Submitted to: Crop Science
Publication Type: Peer Reviewed Journal
Publication Acceptance Date: 7/31/2005
Publication Date: N/A
Citation: Interpretive Summary: Soybean oil is normally not very stable when it is used for cooking. At frying temperatures, the oil rapidly develops bad odors and flavors. A way to prevent this is to reduce the polyunsaturated fatty acid in the oil (linolenic acid) and increase the monounsaturated fatty acid (oleic acid). A new soybean, N98-4445A, has been developed for use in plant breeding research which has nearly 3 times the normal content of oleic acid and reduces linolenic acid by more than 50%. This new soybean can be used by both public and private soybean breeders to develop soybean varieties with mid-oleic, low-linolenic oil in the seeds.
Technical Abstract: Soybean [Glycine max (L.) Merr.] germplasm line N98-4445A was developed by USDA-ARS, in cooperation with the North Carolina Agricultural Research Service. This line has a concentration of oleic acid in the seed oil that is approximately 560 mg g-1 oil. This is between 340 and 380 mg g-1 greater than commercial soybean varieties and 100 mg g-1 more than the highest oleic acid concentration available in the U.S. germplasm collection. The germplasm will be a useful genetic resource for breeding mid-oleic soybean varieties.
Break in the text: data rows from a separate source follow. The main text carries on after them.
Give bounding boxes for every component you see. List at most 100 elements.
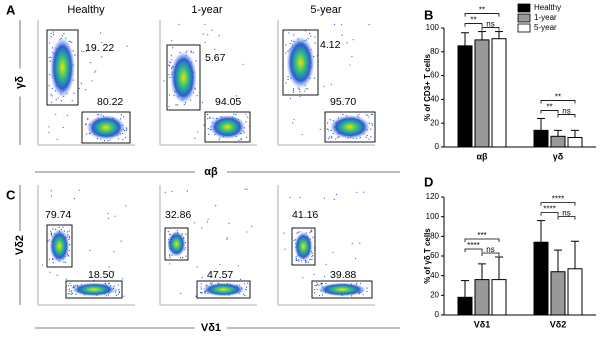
event-dot: [292, 88, 295, 90]
gate: [311, 280, 373, 299]
event-dot: [113, 251, 115, 253]
x-axis-label: αβ: [204, 166, 218, 178]
event-dot: [118, 289, 120, 291]
event-dot: [199, 291, 202, 294]
significance-bracket: [464, 238, 500, 242]
gate: [204, 111, 251, 143]
event-dot: [238, 139, 240, 141]
event-dot: [48, 239, 51, 241]
event-dot: [175, 104, 177, 106]
event-dot: [56, 274, 58, 276]
gate-percentage: 95.70: [330, 96, 356, 108]
event-dot: [67, 284, 69, 287]
event-dot: [93, 71, 96, 73]
event-dot: [207, 128, 209, 130]
event-dot: [114, 291, 117, 293]
event-dot: [233, 113, 235, 115]
event-dot: [167, 64, 170, 66]
event-dot: [311, 252, 313, 254]
event-dot: [204, 41, 206, 43]
panel-label: D: [424, 174, 433, 189]
legend-swatch: [517, 13, 531, 23]
y-tick-label: 0: [435, 142, 440, 151]
panel-label: A: [6, 2, 16, 17]
legend-swatch: [517, 23, 531, 33]
axis-label-bg: [195, 165, 227, 179]
event-dot: [52, 228, 54, 230]
event-dot: [67, 293, 69, 295]
event-dot: [204, 23, 206, 26]
event-dot: [363, 191, 365, 193]
significance-label: ****: [543, 205, 555, 214]
event-dot: [312, 254, 314, 257]
event-dot: [68, 293, 70, 295]
event-dot: [226, 237, 229, 239]
event-dot: [203, 124, 205, 126]
event-dot: [87, 119, 89, 121]
event-dot: [107, 217, 110, 219]
event-dot: [51, 233, 53, 235]
population: [167, 231, 186, 257]
event-dot: [298, 88, 301, 91]
event-dot: [324, 275, 326, 278]
event-dot: [56, 138, 58, 140]
event-dot: [228, 222, 230, 224]
event-dot: [359, 282, 362, 285]
event-dot: [212, 117, 214, 119]
event-dot: [326, 128, 328, 130]
significance-label: ns: [562, 107, 570, 116]
y-tick-label: 80: [430, 47, 439, 56]
event-dot: [326, 122, 329, 124]
y-tick-label: 60: [430, 251, 439, 260]
gate-percentage: 41.16: [292, 209, 318, 221]
event-dot: [125, 127, 127, 129]
event-dot: [200, 286, 202, 288]
event-dot: [63, 33, 65, 35]
event-dot: [333, 198, 335, 201]
gate: [324, 111, 376, 143]
event-dot: [246, 286, 248, 288]
event-dot: [69, 282, 71, 285]
event-dot: [50, 32, 52, 35]
event-dot: [246, 231, 248, 233]
event-dot: [80, 82, 83, 84]
event-dot: [247, 282, 249, 284]
population: [209, 115, 246, 139]
event-dot: [235, 95, 238, 97]
event-dot: [311, 231, 313, 233]
event-dot: [97, 114, 100, 116]
event-dot: [307, 88, 309, 90]
event-dot: [116, 294, 118, 297]
significance-label: ****: [552, 195, 564, 204]
event-dot: [335, 194, 338, 196]
event-dot: [185, 233, 187, 235]
bar: [550, 135, 566, 148]
gate-percentage: 5.67: [205, 52, 226, 64]
gate: [282, 29, 319, 96]
event-dot: [299, 196, 301, 199]
event-dot: [352, 39, 354, 41]
event-dot: [304, 90, 306, 92]
event-dot: [366, 287, 368, 289]
event-dot: [305, 88, 307, 90]
event-dot: [170, 55, 172, 57]
event-dot: [242, 293, 245, 295]
y-axis-label: % of γδ T cells: [423, 228, 432, 284]
event-dot: [313, 288, 315, 291]
event-dot: [192, 52, 194, 54]
event-dot: [329, 136, 331, 138]
event-dot: [313, 77, 316, 79]
event-dot: [117, 293, 120, 295]
event-dot: [95, 70, 97, 72]
event-dot: [100, 114, 102, 116]
event-dot: [356, 191, 358, 193]
event-dot: [126, 128, 128, 130]
event-dot: [52, 31, 55, 33]
event-dot: [57, 97, 59, 99]
event-dot: [123, 116, 125, 118]
event-dot: [293, 34, 295, 36]
event-dot: [320, 283, 322, 285]
event-dot: [70, 290, 73, 292]
event-dot: [309, 259, 311, 261]
event-dot: [168, 255, 170, 257]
Increased oleic acid in this line causes a correlated decrease in polyunsaturated fatty acids. As a result, this line has the added advantage of a linolenic acid concentration less than 30 mg g-1. Average oleic acid concentration of N98-4445A in three environments was 568 mg g-1 with a standard deviation of 41 mg g-1. The standard cultivars Young and Clark had 199 mg g-1 oleic acid when grown in the same environments.